DTOs are an anti-pattern and should be discouraged. Use proper models for the straight cases and/or projections for the advanced cases.
http://anirudhvyas.com/root/2008/04/19/abuses-of-dto-pattern-in-java-world/
I don’t agree with avoiding lazy-loading. You can have your cake and eat it too by exposing explicit graph loads via things like Fetch.
The problem with DTOs and the like is type transference where once you flatten an object you need to manage when that flattened entity needs to be re-retrieved as a “real” entity.
For example I may pull a list of lazy-loaded objects, then when I go to the details page I may very well decide to fetch all “child” objects that make up the composition at once if I know I’m probably going to be hitting most of the data anyways. I don’t really want to be dealing with different objects that represent different views of the same data.
As for situations where foo.name = a.b.c.d{.name} I don’t think there’s anything wrong with exposing commonly used “optimizations”. I.e. foo.name = a.dname, where dname = a.b.c.d.name. Nothing more than a simple assertion test is required to assert that a.dname doesn’t start to mean something different to a.b.c.d.name.
Another approach I’ve tended to favor over the past few years is the following:
Don’t use ORMs.
Applying the ER model will make you a better OO designer.
Modeling it yourself will encourage you to be sparing; you’ll gravitate towards 3rd normal form where appropriate.

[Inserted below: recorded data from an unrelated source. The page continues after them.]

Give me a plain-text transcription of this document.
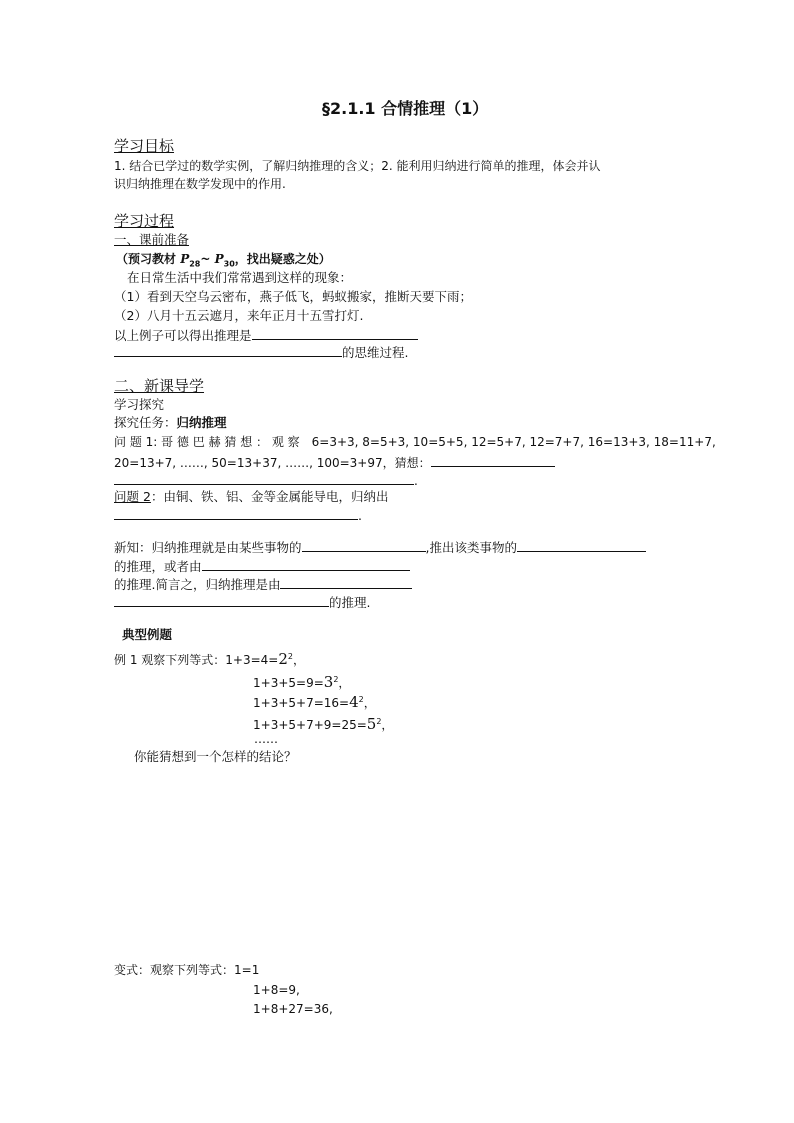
§2.1.1 合情推理（1）
学习目标
1. 结合已学过的数学实例，了解归纳推理的含义；2. 能利用归纳进行简单的推理，体会并认
识归纳推理在数学发现中的作用.
学习过程
一、课前准备
（预习教材 $P_{28}\sim$ $P_{30}$，找出疑惑之处）
在日常生活中我们常常遇到这样的现象：
（1）看到天空乌云密布，燕子低飞，蚂蚁搬家，推断天要下雨；
（2）八月十五云遮月，来年正月十五雪打灯.
以上例子可以得出推理是
的思维过程.
二、新课导学
学习探究
探究任务：归纳推理
问 题 1: 哥 德 巴 赫 猜 想 ： 观 察　6=3+3, 8=5+3, 10=5+5, 12=5+7, 12=7+7, 16=13+3, 18=11+7,
20=13+7, ……, 50=13+37, ……, 100=3+97，猜想：
.
问题 2：由铜、铁、铝、金等金属能导电，归纳出
.
新知：归纳推理就是由某些事物的	,推出该类事物的
的推理，或者由
的推理.简言之，归纳推理是由
的推理.
典型例题
例 1 观察下列等式：$1+3=4=2^2$，
$1+3+5=9=3^2$，
$1+3+5+7=16=4^2$，
$1+3+5+7+9=25=5^2$，
……
你能猜想到一个怎样的结论？
变式：观察下列等式：1=1
1+8=9,
1+8+27=36,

Modeling it yourself will reinforce your understanding of the underlying problem domain which will result in a leaner OO model.
Visual DB design tools = good (no point futzing around with DDL all day).
Object to Relational mappers = bad. They leak and they’re brittle. They’re an overapplication of the OO metaphor.
SQL is good. SQL is easy. Specifying the what is easier than specifying the how.